J'aurais dû épouser Marcel
de Françoise Xenakis

critiqué par CHALOT, le 2 septembre 2012
(Vaux le Pénil - 76 ans)


La note:  étoiles
roman populaire sur nos racines

Hier dans nos campagnes

Les histoires racontées viennent de Sologne mais le lecteur pourrait se croire dans une autre région, dans la ruralité d'hier....
Les « Marcel » désignaient après la première guerre mondiale, les hommes envoyés au front et les « veuves blanches » les fiancées attendant leur retour. Ces dernières étaient bien vues, choyées par le village mais attention à celles qui osaient refaire leur vie, la vindicte populaire veillait au grain et punissait les coupables .
L'Eglise et les hobereaux du coin les soignaient, les aidaient matériellement mais la morale était stricte.
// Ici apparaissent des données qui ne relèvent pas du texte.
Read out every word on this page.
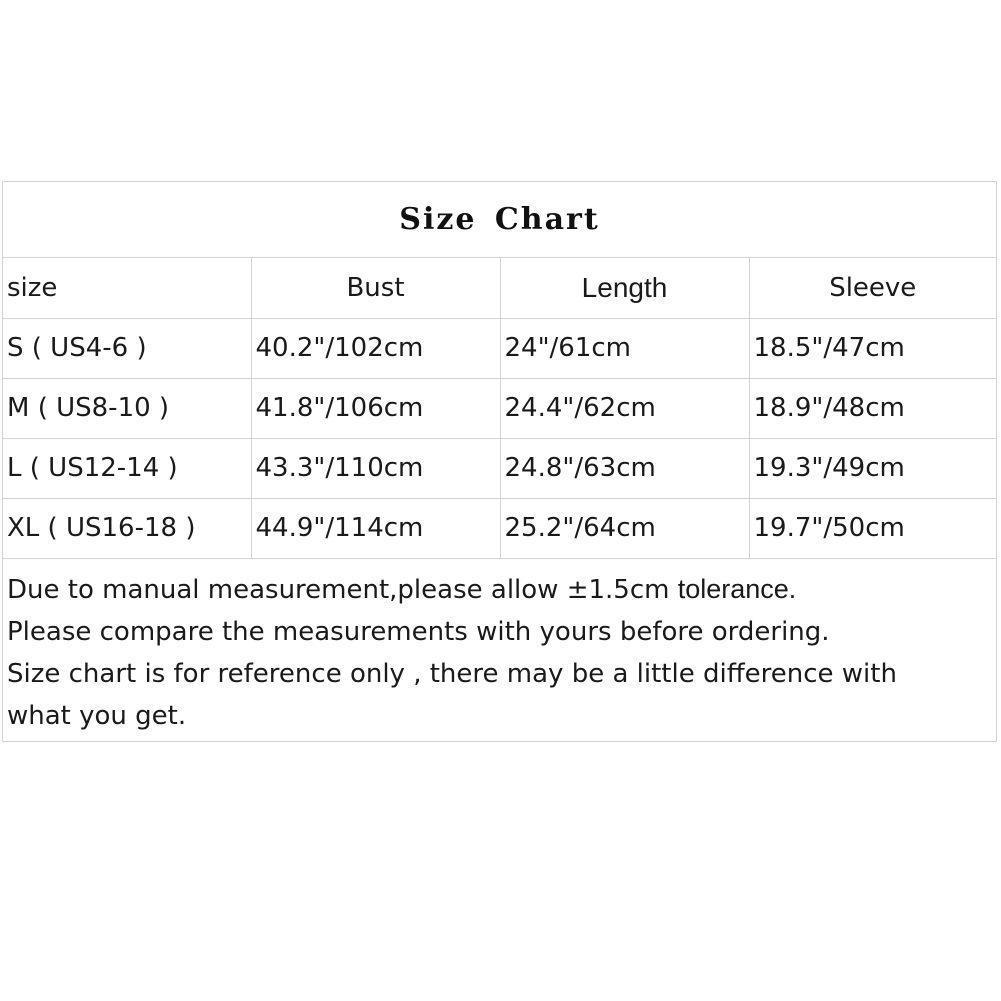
Size Chart
size	Bust	Length	Sleeve
S ( US4-6 )	40.2"/102cm	24"/61cm	18.5"/47cm
M ( US8-10 )	41.8"/106cm	24.4"/62cm	18.9"/48cm
L ( US12-14 )	43.3"/110cm	24.8"/63cm	19.3"/49cm
XL ( US16-18 )	44.9"/114cm	25.2"/64cm	19.7"/50cm
Due to manual measurement,please allow ±1.5cm tolerance.
Please compare the measurements with yours before ordering.
Size chart is for reference only , there may be a little difference with
what you get.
Il fallait que les contrevenantes ne s'affichent pas afin que l'honneur du village soit sauf.
L'auteure nous conte quelques histoires peu banales, certaines dramatiques, d'autres plus joyeuses.
Ah cette « veuve blanche » qui en 1981 est invitée par le Maire et les médias d'accueillir son Marcel revenu, 30 ans après la guerre! Elle n'en veut pas d'autant plus qu'elle ne le reconnaît pas du tout mais bon, devant l'insistance de tout le village, elle cède....La chute vous étonnera....
Le féminisme, parfois mordant pointe dans ce livre, comme cette veuve blanche un peu particulière qui avoue dans une lettre adressée à un éditeur : « ...j'ai eu pour de vrai quelques affaires avec des hommes, c'était toujours en cachette, à la sauvette. Je n'ai pas rêvé d'une vie à deux; c'était simplement plus simple et plus rapide parfois de ne pas dire non : quasiment un servage de plus. »
Ces petites chroniques prêtent à sourire mais ne jetons pas la pierre à ces ruraux d'hier et d'avant hier. Il y avait aussi une profonde solidarité qui permettait à chacun et à chacune de ne jamais se retrouver seul et démuni.

Jean-François Chalot
veuves blanches 10 étoiles

Ah, qu'elle est douce à l'oreille la petite musique de Françoise Xenakis ! On croirait entendre couler une rivière, tant les mots s'enchaînent de belle façon au fil du récit. Dans ce recueil de sept nouvelles, d'inégale longueur, assorties d'un chapitre introductif destiné à éclairer le lecteur sur les intentions de l'auteure, le thème abordé est celui des "veuves blanches". Une tradition propre à sa Sologne natale, une des régions les plus pauvres de France avant que les plaisirs de la chasse y voient déferler le "gratin" parisien. Une veuve blanche c'est une veuve d'un genre un peu particulier, puisqu'il s'agit de jeunes filles, fiancées à un homme parti donner son sang pour défendre "l'honneur" de son pays lors de la Grande Guerre et, comme tant d'autres, jamais revenu leur assurer descendance et protection. Pourvues d'un statut particulier, ancré dans une tradition millénaire, ces "demoiselles", que la pression sociale voue à un célibat définitif, bénéficient d'avantages matériels et d'une considération auxquels la plupart d'entre elles ne voudraient pour rien au monde renoncer. L'auteure brosse un portrait de ces femmes, rendues crédules par la religion et la tradition, dont certaines vont passer leur vie à attendre le retour d'un être aimé dont le corps ne sera jamais retrouvé. Les variations sont multiples, au gré de l'imagination de l'auteure, avec un humour en demi-teinte qui ne masque pas la tendresse profonde qu'elle éprouve pour ces personnes simples mais terriblement attachantes. Au passage, un témoignage de première main sur l'évolution sociologique qu'ont connue ces campagnes si reculées jusqu'à l'aube du vingt-et-unième siècle.